Loki is full of MCU world-building — for better and for worse

There’s one debate when it comes to Marvel and its slew of movies that I fully believe will endure long after I’ve shuffled off this mortal coil: Is there actually any art to Marvel’s world-building, or is everything Marvel does just another trailer for the next Marvel project?

The studio has spent the past decade or so creating a complex, interconnected world where all of its movies link up with and expand on each other. The events in Avengers: Endgame involved an intricate, self-referential plot centered on plucking Infinity Stones from a specific moment that happens in 2013’s Thor: The Dark World and assembling a vast team of superheroes that are sometimes only connected through end-credits scenes.

Now, with three television series on Disney+, there’s even more stuff that’s connected and growing each branch of the MCU.

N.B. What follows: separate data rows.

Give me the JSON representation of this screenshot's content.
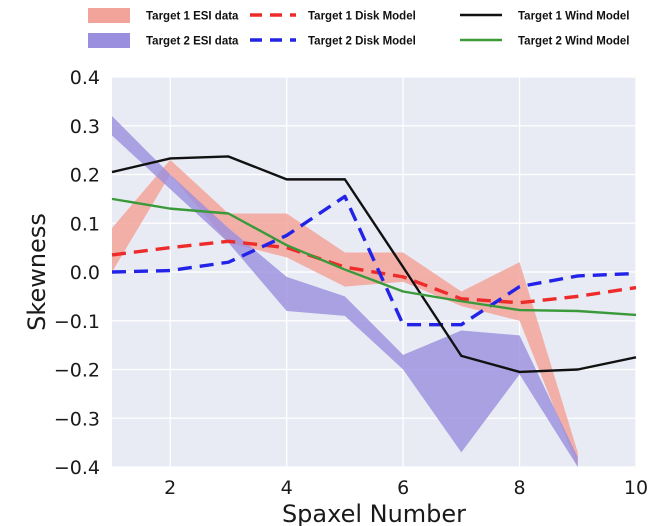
{
  "chart_data": {
    "type": "line",
    "title": "",
    "xlabel": "Spaxel Number",
    "ylabel": "Skewness",
    "xlim": [
      1,
      10
    ],
    "ylim": [
      -0.4,
      0.4
    ],
    "xticks": [
      2,
      4,
      6,
      8,
      10
    ],
    "yticks": [
      -0.4,
      -0.3,
      -0.2,
      -0.1,
      0.0,
      0.1,
      0.2,
      0.3,
      0.4
    ],
    "ytick_labels": [
      "−0.4",
      "−0.3",
      "−0.2",
      "−0.1",
      "0.0",
      "0.1",
      "0.2",
      "0.3",
      "0.4"
    ],
    "xtick_labels": [
      "2",
      "4",
      "6",
      "8",
      "10"
    ],
    "grid": true,
    "background": "#e9ebf4",
    "legend_position": "top",
    "bands": [
      {
        "name": "Target 1 ESI data",
        "color": "#f2a49a",
        "x": [
          1,
          2,
          3,
          4,
          5,
          6,
          7,
          8,
          9
        ],
        "lower": [
          0.0,
          0.2,
          0.06,
          0.03,
          -0.03,
          -0.02,
          -0.07,
          -0.1,
          -0.4
        ],
        "upper": [
          0.09,
          0.23,
          0.12,
          0.12,
          0.04,
          0.04,
          -0.04,
          0.02,
          -0.37
        ]
      },
      {
        "name": "Target 2 ESI data",
        "color": "#9a8fde",
        "x": [
          1,
          2,
          3,
          4,
          5,
          6,
          7,
          8,
          9
        ],
        "lower": [
          0.28,
          0.17,
          0.06,
          -0.08,
          -0.09,
          -0.2,
          -0.37,
          -0.21,
          -0.4
        ],
        "upper": [
          0.32,
          0.2,
          0.09,
          -0.01,
          -0.05,
          -0.17,
          -0.12,
          -0.13,
          -0.38
        ]
      }
    ],
    "series": [
      {
        "name": "Target 1 Disk Model",
        "color": "#ee2b2b",
        "style": "dashed",
        "x": [
          1,
          2,
          3,
          4,
          5,
          6,
          7,
          8,
          9,
          10
        ],
        "y": [
          0.035,
          0.05,
          0.063,
          0.05,
          0.01,
          -0.01,
          -0.055,
          -0.063,
          -0.05,
          -0.032
        ]
      },
      {
        "name": "Target 2 Disk Model",
        "color": "#2323e8",
        "style": "dashed",
        "x": [
          1,
          2,
          3,
          4,
          5,
          6,
          7,
          8,
          9,
          10
        ],
        "y": [
          0.0,
          0.003,
          0.02,
          0.075,
          0.155,
          -0.108,
          -0.108,
          -0.03,
          -0.008,
          -0.003
        ]
      },
      {
        "name": "Target 1 Wind Model",
        "color": "#111111",
        "style": "solid",
        "x": [
          1,
          2,
          3,
          4,
          5,
          6,
          7,
          8,
          9,
          10
        ],
        "y": [
          0.205,
          0.233,
          0.237,
          0.19,
          0.19,
          0.01,
          -0.172,
          -0.205,
          -0.2,
          -0.175
        ]
      },
      {
        "name": "Target 2 Wind Model",
        "color": "#3a9a3a",
        "style": "solid",
        "x": [
          1,
          2,
          3,
          4,
          5,
          6,
          7,
          8,
          9,
          10
        ],
        "y": [
          0.15,
          0.13,
          0.12,
          0.055,
          0.005,
          -0.04,
          -0.06,
          -0.078,
          -0.08,
          -0.088
        ]
      }
    ],
    "legend": [
      {
        "label": "Target 1 ESI data",
        "kind": "patch",
        "color": "#f2a49a"
      },
      {
        "label": "Target 1 Disk Model",
        "kind": "dashed",
        "color": "#ee2b2b"
      },
      {
        "label": "Target 1 Wind Model",
        "kind": "solid",
        "color": "#111111"
      },
      {
        "label": "Target 2 ESI data",
        "kind": "patch",
        "color": "#9a8fde"
      },
      {
        "label": "Target 2 Disk Model",
        "kind": "dashed",
        "color": "#2323e8"
      },
      {
        "label": "Target 2 Wind Model",
        "kind": "solid",
        "color": "#3a9a3a"
      }
    ]
  }
}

Usually, the way any given viewer feels about Marvel’s intricate design hinges on how much that viewer loves Marvel. Fans love the Easter eggs and theorizing how each moment in a specific movie or TV series might play into the bigger picture. Less enthusiastic observers believe this method undercuts the storytelling, that the result is essentially a pile of cogs coming off an assembly line that’s building a profit machine, rather than a collection of artistically interesting films strong enough to stand on their own.

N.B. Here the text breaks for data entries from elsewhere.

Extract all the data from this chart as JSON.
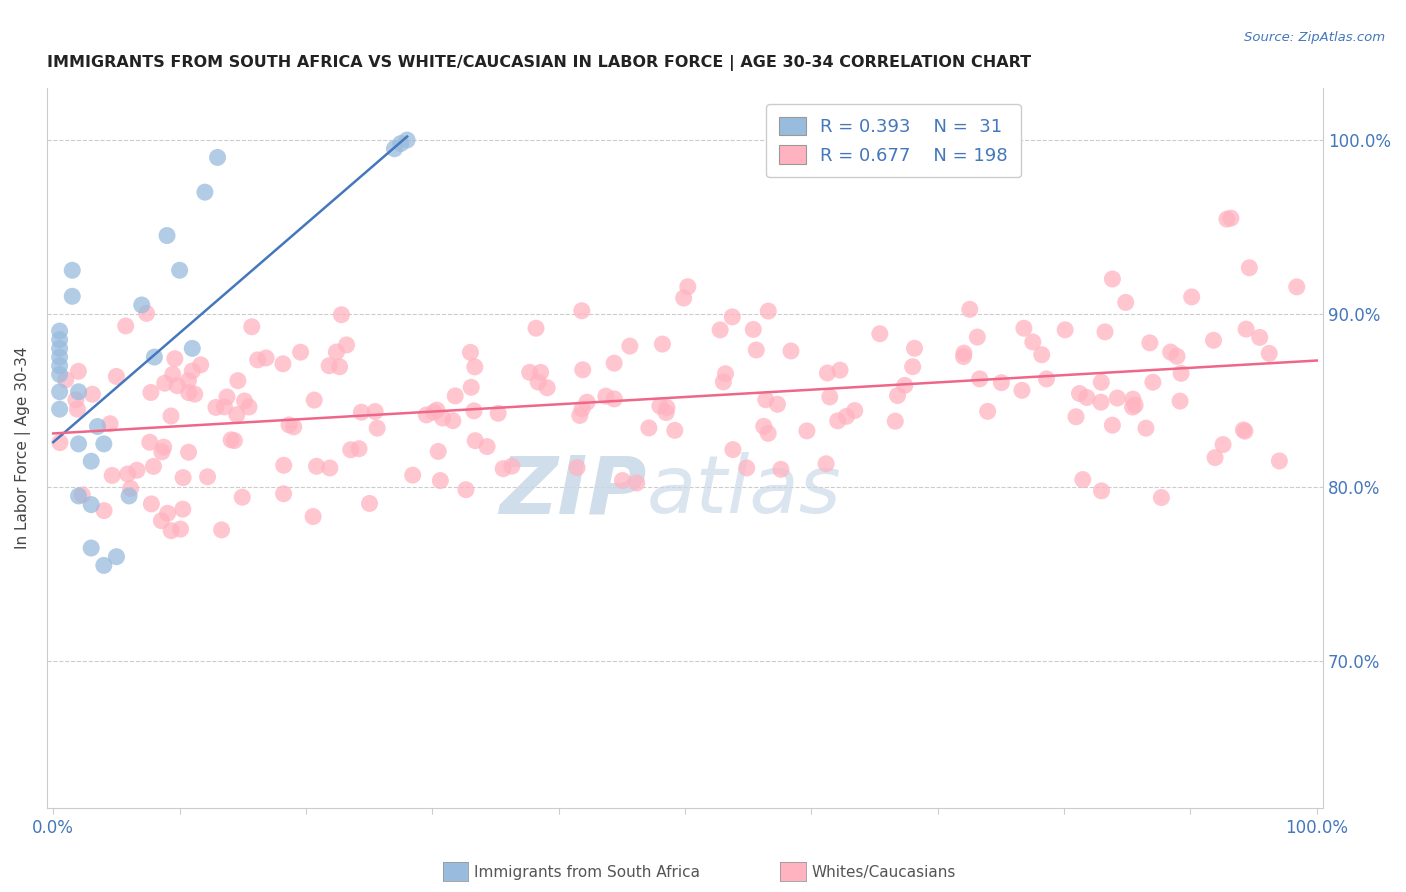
{
  "title": "IMMIGRANTS FROM SOUTH AFRICA VS WHITE/CAUCASIAN IN LABOR FORCE | AGE 30-34 CORRELATION CHART",
  "source": "Source: ZipAtlas.com",
  "ylabel": "In Labor Force | Age 30-34",
  "ytick_labels": [
    "70.0%",
    "80.0%",
    "90.0%",
    "100.0%"
  ],
  "ytick_values": [
    0.7,
    0.8,
    0.9,
    1.0
  ],
  "ylim": [
    0.615,
    1.03
  ],
  "xlim": [
    -0.005,
    1.005
  ],
  "blue_R": 0.393,
  "blue_N": 31,
  "pink_R": 0.677,
  "pink_N": 198,
  "blue_color": "#99BBDD",
  "pink_color": "#FFB3C1",
  "blue_line_color": "#4477BB",
  "pink_line_color": "#EE6688",
  "watermark_zip": "ZIP",
  "watermark_atlas": "atlas",
  "legend_label_blue": "Immigrants from South Africa",
  "legend_label_pink": "Whites/Caucasians",
  "blue_line_x0": 0.0,
  "blue_line_y0": 0.826,
  "blue_line_x1": 0.28,
  "blue_line_y1": 1.002,
  "pink_line_x0": 0.0,
  "pink_line_y0": 0.831,
  "pink_line_x1": 1.0,
  "pink_line_y1": 0.873
}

Regardless of how you may feel about that debate, I’m here to report that there’s even more world-building and interconnectedness in Loki. In the first episode alone, there are a few mentions of multiple timelines, the “multiverse” at large, and how the TVA is worried about “madness” that will sink in if the timeline is left uncorrected.

To Marvel fans, this is a huge, flashing sign that the TVA and Loki are connected to the upcoming 2022 movie Doctor Strange and the Multiverse of Madness, which will also star Wanda Maximoff a.k.a. the Scarlet Witch. Loki and Doctor Strange had a previous run-in in Thor: Ragnarok, where Strange informed Thor that his brother was a threat to Earth. Wanda, with her newfound ability to manipulate reality that we witnessed in WandaVision, would be someone whom both the TVA and Doctor Strange would keep tabs on. So it wouldn’t be too far-fetched to imagine that Loki, at the conclusion of his television show, would make an appearance alongside Wanda in the Doctor Strange sequel.

And, well, now I’ve gotten way ahead of myself and should say that it’s still possible to enjoy Loki on its own terms — even if Marvel wants you to be thinking ahead.

Loki gets off to a very good start

I kind of want this jacket that Loki is wearing.
Marvel

It’s impossible to judge an entire show by two episodes, even if those episodes comprise a third of its season. That said, I had a good feeling about WandaVision after its first three installments, and that show turned out to be pretty well-loved (despite a polarizing season finale). Similarly, I had a lukewarm feeling about The Falcon and the Winter Soldier after one episode, and that series ended up going out with a whimper.

Based on what I’ve seen of Loki so far, the show is off to a great start. I’d even say it’s more promising than WandaVision at the outset: The show’s murder mystery coupled with Hiddleston and Wilson’s chemistry makes me want to watch more. With the time-jumping and the double-crossing and satirical bureaucracy, the show’s writers have a lot to play around with. I also hope that we see more of Gugu Mbatha-Raw, who plays the imposing authority and time judge Ravonna Renslayer, in upcoming episodes.

Anything could happen in Loki’s remaining four episodes, but the show has the makings of a big hit.

Loki starts streaming June 9 on Disney+.